2 : Ctr Mediterranee, Zone Portuaire Bregaillon, F-83507 La Seyne Sur Mer, France.
3 : UMR 7159 CNRS UPMC IRD MNHN, Lab Oceanog & Climat Experimentat & Approches Num, Paris, France.
4 : Univ Toulouse, LEGOS, OMP, CNAP, Toulouse, France.
5 : CLS Radar Div, F-29280 Plouzane, France.

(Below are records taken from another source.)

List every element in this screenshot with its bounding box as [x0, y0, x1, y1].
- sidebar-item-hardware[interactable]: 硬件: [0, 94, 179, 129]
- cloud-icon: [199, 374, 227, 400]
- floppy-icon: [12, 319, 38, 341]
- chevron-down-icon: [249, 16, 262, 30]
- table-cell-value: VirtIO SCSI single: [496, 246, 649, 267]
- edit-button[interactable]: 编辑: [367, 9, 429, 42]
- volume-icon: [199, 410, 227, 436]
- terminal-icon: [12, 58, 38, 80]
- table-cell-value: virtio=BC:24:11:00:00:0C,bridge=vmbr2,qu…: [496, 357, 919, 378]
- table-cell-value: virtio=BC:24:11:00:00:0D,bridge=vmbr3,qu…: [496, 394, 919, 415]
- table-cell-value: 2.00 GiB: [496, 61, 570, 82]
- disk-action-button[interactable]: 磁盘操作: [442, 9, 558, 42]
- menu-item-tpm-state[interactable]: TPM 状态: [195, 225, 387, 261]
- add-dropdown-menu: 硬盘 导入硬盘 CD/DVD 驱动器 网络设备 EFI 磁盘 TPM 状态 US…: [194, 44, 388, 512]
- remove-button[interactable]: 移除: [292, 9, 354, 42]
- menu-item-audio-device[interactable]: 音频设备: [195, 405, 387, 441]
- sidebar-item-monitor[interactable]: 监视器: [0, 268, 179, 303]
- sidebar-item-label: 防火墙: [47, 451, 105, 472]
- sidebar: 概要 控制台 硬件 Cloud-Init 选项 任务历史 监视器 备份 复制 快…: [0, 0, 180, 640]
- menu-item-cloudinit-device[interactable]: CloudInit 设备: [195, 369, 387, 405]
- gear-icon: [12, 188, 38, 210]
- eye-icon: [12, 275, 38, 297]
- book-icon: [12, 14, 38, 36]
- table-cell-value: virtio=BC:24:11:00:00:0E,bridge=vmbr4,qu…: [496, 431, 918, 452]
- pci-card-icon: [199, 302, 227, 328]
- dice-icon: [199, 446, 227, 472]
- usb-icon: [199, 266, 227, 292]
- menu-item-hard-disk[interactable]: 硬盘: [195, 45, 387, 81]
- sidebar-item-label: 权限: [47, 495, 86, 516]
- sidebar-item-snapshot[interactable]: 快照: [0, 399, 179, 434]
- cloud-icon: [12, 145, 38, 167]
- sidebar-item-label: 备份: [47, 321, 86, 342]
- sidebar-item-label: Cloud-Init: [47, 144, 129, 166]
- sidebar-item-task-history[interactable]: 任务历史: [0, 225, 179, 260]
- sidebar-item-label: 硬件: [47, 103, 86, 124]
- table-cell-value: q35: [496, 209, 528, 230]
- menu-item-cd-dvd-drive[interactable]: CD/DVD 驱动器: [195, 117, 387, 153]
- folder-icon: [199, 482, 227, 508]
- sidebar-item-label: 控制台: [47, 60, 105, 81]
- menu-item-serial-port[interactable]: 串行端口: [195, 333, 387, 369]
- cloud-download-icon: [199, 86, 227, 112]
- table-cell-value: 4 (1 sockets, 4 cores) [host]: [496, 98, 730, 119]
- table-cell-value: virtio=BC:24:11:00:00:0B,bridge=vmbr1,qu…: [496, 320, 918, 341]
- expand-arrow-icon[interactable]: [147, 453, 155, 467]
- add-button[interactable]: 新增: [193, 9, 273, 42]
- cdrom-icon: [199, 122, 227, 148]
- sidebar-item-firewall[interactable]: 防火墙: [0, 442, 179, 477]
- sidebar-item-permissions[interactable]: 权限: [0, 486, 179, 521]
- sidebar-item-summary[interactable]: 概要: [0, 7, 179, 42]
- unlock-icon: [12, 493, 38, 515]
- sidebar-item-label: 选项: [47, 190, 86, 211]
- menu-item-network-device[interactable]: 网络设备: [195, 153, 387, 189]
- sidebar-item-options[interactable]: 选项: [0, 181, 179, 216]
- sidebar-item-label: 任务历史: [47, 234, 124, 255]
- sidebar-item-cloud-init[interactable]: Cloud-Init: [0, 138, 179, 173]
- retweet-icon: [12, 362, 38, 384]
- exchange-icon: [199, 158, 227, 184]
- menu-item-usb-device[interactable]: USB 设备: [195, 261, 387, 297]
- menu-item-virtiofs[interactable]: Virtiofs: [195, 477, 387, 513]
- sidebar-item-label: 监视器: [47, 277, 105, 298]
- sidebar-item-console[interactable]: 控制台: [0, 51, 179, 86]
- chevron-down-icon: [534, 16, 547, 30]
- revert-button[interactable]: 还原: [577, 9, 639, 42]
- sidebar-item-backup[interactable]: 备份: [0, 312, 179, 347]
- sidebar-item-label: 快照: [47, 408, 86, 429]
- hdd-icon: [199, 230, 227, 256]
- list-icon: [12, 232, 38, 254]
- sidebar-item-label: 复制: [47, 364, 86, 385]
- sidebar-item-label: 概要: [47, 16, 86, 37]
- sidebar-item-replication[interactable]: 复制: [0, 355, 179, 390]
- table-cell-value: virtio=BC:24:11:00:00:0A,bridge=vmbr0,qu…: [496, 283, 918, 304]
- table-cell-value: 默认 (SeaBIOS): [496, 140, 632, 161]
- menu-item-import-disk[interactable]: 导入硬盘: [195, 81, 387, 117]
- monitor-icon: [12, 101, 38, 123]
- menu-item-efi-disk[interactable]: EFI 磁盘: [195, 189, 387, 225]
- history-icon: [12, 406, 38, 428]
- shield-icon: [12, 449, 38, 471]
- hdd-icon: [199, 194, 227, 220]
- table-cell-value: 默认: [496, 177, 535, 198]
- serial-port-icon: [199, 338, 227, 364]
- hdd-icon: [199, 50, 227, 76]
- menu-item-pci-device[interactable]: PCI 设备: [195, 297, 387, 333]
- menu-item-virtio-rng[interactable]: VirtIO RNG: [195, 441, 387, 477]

6 : CESBIO, Toulouse, France.
7 : ESA ESRIN, Frascati, Italy.
|Source||Surveys In Geophysics (0169-3298) (Springer), 2014-05 , Vol. 35 , N. 3 , P. 681-722|
|WOS© Times Cited||97|
|Keyword(s)||Sea surface salinity, SMOS satellite, Passive microwave remote sensing, Oceanic freshwater cycle|
|Abstract||While it is well known that the ocean is one of the most important component of the climate system, with a heat capacity 1,100 times greater than the atmosphere, the ocean is also the primary reservoir for freshwater transport to the atmosphere and largest component of the global water cycle. Two new satellite sensors, the ESA Soil Moisture and Ocean Salinity (SMOS) and the NASA Aquarius SAC-D missions, are now providing the first space-borne measurements of the sea surface salinity (SSS). In this paper, we present examples demonstrating how SMOS-derived SSS data are being used to better characterize key land–ocean and atmosphere–ocean interaction processes that occur within the marine hydrological cycle. In particular, SMOS with its ocean mapping capability provides observations across the world’s largest tropical ocean fresh pool regions, and we discuss from intraseasonal to interannual precipitation impacts as well as large-scale river runoff from the Amazon–Orinoco and Congo rivers and its offshore advection. Synergistic multi-satellite analyses of these new surface salinity data sets combined with sea surface temperature, dynamical height and currents from altimetry, surface wind, ocean color, rainfall estimates, and in situ observations are shown to yield new freshwater budget insight. Finally, SSS observations from the SMOS and Aquarius/SAC-D sensors are combined to examine the response of the upper ocean to tropical cyclone passage including the potential role that a freshwater-induced upper ocean barrier layer may play in modulating surface cooling and enthalpy flux in tropical cyclone track regions.|